The Design of Software (CLOSED)

A public forum for discussing the design of software, from the user interface to the code architecture. Now closed.

The "Design of Software" discussion group has been merged with the main Joel on Software discussion group.

The archives will remain online indefinitely.

Speeding up performance of Python

Once upon a time we built a search server in C.  It was fast, but we needed to make radical changes to it and prototyped the new version in Python.

The Python version took only a few days to write compared to the C version which took nearly a month.

The Python version pegs the CPU.  The C version never did.  We've been throwing hardware at it, but we'd also like to explore off-the-shelf optimization tools.  I could easily spend too much time optimizing this by hand, but I'd rather throw money at it since I've got too much on my plate as it is.

Psyco is supposed to offer good performance improvement in CPU bound applications, but it only works for 32-bit platforms (we need to run it on 64-bit since we've got a +4GB working set).

Can anyone recommend any commercials tools that do either instruction-stream peephole optimization or actual Python runtime optimization on 64-bit?
Michael B
Tuesday, December 26, 2006
 
 
I guess the standard answer would be "identify the bottlenecks" and "you can write a library in C if you need to". You've got the C code, after all.
Pakter
Tuesday, December 26, 2006
 
 
shedskin will compile your Python into C++. It's limited in scope, but perhaps you could fudge your code until it fits.

Psrex is a language almost like python. A lot of Python will compile as Pyrex, and run at more or less the same speed; However, Pyrex accepts type annotations, which means that if you declare a var's type to be "int", it will be just as fast as C.

NumPy is a good option if your computation fits its model. Most programs aren't, but can be rewritten that way.

Tuesday, December 26, 2006
 
 
> I guess the standard answer would be "identify the bottlenecks" and "you can write a library in C if you need to". You've got the C code, after all.

Spending a few hundred bucks on a tool that does runtime "hot spot" profiling has better ROI than hand-rewriting stuff in C.  Assuming such a tool exists.
Michael B
Tuesday, December 26, 2006
 
 
But rewrite in C you must, eventually.  Python is interpreted (not run-time compiled like C# and Java), that's why it's so dog-slow.  Psyco is a run-time compiler but not a very good one; it was still far slower than C# in my brief tests.

When Python fans talk about "Python programs" that run super-fast they really mean short Python scripts that call lots of hand-written C code.  That's the only way to get good performance out of Python.
Chris Nahr Send private email
Wednesday, December 27, 2006
 
 
If you have a > than 4GB data set, your might get better performance and scalability by putting work into distributing the search over multiple boxes instead of increasing the performance of a single box. This way would wouldn't even need 64 bit procs.
Andrew Murray
Wednesday, December 27, 2006
 
 
Have you tried hotshot yet?
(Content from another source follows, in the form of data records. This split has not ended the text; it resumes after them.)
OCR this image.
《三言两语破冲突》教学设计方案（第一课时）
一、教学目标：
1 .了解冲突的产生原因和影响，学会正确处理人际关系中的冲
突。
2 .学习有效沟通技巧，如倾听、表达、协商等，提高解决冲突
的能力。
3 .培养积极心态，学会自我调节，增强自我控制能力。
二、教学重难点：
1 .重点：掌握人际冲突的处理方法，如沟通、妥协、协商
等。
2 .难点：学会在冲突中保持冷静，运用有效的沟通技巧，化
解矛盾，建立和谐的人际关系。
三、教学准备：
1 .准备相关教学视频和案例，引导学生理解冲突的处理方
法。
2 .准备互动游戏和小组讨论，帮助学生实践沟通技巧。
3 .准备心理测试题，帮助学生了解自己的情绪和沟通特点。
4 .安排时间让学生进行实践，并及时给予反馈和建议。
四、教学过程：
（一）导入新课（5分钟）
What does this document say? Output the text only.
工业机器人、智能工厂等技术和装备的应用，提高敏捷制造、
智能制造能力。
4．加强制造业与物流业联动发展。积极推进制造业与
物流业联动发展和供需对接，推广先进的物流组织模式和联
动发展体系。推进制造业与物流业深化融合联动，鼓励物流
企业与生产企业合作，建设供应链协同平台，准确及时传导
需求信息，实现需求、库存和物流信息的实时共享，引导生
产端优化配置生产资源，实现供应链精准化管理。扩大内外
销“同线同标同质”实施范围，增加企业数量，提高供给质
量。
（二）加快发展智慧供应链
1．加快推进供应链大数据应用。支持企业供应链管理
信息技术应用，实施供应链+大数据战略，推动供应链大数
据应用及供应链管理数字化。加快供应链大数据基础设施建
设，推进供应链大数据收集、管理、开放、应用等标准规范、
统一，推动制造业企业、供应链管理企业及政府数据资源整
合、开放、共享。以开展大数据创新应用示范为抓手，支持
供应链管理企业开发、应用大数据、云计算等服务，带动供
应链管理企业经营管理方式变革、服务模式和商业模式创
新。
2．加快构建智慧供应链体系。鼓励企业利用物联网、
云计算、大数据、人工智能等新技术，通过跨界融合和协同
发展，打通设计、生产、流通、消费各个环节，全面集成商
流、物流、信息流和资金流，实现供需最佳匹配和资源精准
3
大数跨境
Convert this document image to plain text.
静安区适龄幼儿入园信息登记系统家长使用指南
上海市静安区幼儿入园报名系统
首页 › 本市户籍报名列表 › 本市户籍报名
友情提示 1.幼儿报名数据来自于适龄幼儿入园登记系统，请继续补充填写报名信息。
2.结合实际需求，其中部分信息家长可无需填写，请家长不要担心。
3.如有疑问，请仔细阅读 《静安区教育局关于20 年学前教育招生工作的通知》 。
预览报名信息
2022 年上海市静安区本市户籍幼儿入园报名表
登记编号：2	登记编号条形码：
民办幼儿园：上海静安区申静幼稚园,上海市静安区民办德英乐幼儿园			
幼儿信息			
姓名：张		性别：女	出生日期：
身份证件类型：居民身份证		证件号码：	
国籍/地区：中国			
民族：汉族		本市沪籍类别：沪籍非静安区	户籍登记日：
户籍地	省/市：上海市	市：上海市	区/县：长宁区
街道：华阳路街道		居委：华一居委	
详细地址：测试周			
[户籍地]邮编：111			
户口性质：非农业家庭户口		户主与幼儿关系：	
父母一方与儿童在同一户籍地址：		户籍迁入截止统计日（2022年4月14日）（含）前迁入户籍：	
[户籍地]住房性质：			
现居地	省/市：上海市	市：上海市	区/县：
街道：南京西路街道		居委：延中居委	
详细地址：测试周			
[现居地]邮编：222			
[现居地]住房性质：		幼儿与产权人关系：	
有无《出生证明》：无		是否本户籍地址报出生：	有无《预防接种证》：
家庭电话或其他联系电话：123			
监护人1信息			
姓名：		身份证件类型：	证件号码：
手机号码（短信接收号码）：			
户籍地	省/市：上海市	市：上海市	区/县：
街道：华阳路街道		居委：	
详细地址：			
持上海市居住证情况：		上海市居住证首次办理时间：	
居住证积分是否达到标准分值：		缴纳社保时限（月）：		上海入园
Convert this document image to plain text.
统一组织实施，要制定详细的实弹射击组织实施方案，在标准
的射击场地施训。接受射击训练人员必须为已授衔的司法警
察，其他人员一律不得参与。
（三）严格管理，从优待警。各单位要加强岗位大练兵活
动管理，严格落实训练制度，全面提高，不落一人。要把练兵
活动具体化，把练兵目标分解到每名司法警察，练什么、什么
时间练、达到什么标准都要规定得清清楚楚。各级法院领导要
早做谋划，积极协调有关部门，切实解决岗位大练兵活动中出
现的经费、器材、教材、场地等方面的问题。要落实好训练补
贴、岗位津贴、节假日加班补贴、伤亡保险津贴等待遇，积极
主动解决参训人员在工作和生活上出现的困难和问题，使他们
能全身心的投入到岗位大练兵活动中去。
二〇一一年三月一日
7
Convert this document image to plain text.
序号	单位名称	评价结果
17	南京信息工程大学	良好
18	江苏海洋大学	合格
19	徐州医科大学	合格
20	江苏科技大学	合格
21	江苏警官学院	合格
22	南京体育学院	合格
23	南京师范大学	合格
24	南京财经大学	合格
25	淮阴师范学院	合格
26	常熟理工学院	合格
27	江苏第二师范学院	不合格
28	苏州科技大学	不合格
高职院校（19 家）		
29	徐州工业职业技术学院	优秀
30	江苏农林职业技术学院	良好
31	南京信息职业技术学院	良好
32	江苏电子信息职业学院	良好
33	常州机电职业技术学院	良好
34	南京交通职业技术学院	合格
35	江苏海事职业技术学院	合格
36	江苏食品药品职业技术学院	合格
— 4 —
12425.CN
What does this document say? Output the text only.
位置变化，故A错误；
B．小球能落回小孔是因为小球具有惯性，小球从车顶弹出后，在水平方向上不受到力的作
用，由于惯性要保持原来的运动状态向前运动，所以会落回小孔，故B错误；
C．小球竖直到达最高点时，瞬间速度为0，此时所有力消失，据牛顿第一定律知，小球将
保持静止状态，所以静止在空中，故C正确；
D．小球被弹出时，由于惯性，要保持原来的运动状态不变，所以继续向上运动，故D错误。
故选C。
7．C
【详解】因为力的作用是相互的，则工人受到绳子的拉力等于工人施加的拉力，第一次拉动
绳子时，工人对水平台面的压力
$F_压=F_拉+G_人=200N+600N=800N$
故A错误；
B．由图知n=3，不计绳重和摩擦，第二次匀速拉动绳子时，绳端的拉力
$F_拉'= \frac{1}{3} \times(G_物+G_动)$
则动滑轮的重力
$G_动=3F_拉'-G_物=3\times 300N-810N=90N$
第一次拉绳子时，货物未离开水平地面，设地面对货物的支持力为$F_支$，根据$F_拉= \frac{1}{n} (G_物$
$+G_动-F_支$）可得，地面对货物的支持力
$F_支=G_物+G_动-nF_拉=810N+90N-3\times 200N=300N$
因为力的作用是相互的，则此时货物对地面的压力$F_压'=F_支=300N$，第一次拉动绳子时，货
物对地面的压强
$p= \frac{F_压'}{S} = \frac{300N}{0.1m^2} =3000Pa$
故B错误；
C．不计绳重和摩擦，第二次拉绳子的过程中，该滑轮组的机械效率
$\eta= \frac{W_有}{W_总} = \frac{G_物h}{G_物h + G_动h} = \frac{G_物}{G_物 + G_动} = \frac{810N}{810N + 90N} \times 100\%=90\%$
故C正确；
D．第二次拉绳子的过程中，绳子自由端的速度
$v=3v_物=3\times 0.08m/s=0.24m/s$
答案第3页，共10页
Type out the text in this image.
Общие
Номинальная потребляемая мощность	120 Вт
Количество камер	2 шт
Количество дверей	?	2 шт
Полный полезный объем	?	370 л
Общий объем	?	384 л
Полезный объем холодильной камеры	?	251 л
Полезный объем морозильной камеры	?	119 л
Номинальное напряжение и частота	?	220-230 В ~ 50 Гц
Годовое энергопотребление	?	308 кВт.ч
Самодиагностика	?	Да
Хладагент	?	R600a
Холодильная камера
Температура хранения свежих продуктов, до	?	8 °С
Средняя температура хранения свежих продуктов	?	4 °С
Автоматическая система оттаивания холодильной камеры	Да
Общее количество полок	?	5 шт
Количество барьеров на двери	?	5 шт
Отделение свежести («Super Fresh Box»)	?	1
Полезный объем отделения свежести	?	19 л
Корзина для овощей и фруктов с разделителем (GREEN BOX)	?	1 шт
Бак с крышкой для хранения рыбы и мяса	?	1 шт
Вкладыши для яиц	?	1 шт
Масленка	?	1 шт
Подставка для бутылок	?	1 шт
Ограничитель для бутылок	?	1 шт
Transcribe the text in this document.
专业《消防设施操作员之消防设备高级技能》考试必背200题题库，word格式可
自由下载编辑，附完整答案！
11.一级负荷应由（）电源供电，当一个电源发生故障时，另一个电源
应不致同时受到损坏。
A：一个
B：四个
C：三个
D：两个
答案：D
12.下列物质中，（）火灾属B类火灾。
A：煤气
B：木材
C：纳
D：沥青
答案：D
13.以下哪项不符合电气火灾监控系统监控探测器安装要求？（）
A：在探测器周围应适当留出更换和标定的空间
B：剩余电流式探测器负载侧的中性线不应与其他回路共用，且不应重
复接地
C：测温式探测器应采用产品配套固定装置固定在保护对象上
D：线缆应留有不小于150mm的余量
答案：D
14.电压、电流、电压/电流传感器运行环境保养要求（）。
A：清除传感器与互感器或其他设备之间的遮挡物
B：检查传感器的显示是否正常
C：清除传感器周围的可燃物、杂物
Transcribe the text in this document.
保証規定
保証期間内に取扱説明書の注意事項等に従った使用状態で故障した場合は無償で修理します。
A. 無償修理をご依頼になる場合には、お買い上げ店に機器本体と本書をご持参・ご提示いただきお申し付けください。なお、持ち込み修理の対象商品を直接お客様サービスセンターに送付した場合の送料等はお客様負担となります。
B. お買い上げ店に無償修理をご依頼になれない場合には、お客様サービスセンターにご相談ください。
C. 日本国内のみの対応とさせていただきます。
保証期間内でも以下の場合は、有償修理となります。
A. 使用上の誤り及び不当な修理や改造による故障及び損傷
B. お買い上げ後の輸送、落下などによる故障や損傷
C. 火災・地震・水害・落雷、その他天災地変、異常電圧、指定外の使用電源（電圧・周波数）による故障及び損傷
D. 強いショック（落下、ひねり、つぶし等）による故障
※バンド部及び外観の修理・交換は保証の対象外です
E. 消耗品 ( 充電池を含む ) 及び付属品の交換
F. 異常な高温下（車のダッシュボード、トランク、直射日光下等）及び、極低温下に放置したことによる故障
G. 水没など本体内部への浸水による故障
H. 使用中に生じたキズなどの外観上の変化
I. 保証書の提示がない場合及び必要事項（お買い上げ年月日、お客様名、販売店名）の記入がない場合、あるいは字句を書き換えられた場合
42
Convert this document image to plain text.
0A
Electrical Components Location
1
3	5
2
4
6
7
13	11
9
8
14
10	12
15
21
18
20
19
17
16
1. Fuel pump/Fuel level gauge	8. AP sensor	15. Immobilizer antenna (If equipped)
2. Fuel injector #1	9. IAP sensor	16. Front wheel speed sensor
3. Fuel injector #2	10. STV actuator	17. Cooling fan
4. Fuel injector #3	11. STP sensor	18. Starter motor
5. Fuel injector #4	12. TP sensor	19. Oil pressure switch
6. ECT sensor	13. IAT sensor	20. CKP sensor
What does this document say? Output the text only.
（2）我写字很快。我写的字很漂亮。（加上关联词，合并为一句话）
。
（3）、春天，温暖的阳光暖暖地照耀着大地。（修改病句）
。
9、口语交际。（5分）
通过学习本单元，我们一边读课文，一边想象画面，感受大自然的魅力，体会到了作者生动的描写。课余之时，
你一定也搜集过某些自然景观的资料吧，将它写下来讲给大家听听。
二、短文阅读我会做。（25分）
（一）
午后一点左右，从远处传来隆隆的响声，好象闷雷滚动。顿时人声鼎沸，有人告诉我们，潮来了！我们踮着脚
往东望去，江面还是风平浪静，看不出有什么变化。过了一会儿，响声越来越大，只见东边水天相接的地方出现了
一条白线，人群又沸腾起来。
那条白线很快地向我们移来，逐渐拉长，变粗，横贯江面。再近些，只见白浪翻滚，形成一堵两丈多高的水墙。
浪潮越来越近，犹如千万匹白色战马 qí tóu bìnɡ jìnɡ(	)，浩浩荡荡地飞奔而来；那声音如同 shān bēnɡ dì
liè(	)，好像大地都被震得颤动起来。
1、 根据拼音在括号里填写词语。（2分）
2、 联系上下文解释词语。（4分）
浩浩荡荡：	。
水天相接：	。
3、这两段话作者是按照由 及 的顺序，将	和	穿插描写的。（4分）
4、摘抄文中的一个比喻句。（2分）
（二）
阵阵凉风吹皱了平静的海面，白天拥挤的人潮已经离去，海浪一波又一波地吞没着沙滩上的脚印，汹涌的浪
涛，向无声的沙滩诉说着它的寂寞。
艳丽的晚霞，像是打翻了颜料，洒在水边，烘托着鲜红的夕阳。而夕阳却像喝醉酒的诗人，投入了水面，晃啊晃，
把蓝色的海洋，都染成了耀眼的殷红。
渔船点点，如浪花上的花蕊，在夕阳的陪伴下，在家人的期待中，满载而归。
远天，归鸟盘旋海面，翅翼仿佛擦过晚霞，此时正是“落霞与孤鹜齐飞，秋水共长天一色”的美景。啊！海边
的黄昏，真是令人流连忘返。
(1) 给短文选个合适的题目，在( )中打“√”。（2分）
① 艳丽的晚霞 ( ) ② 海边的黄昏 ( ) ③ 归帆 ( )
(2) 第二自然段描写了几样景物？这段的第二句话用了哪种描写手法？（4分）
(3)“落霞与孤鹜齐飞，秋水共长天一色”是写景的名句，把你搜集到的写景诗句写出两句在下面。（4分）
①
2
That's the profiler in the standard library.  Of course profiling can be slooooooooow in any langugage.  Also, some details on how you're storing this >4Gb dataset would be apprciated.

As someone else said, the standard response is "write the slow stuff in c".

You're not going to find any pro tools to do this, but at least a few of the python core developers do contract work, so it may be worth hiring one of them for a couple of weeks or a month to take a look.
Grant
Wednesday, December 27, 2006
 
 
I'm trying to resist the urge to hand-optimize this.

Every other time I've dealt with something slow I've succumbed to the allure of hand-optimizing.  And why not?  It's a lot of fun and makes me feel like a total badass.  I'm concerned I'm just letting my ego get the better of me, and that there's a cheaper solution.

I always have this nagging feeling that time spent optimizing code is wasteful because of how quickly it depreciates, thanks to Moore's law.  Yes, I know there are exceptions and O(N^N) algorithms that no amount of hardware will help and maybe YOU are a REAL macho programmer that can rewrite faster than the boss can key in their credit card and blah blah blah.  Save it.

I really want a shrink wrapped solution.
Michael B
Wednesday, December 27, 2006
 
 
> shedskin will compile your Python into C++. It's limited in scope, but perhaps you could fudge your code until it fits.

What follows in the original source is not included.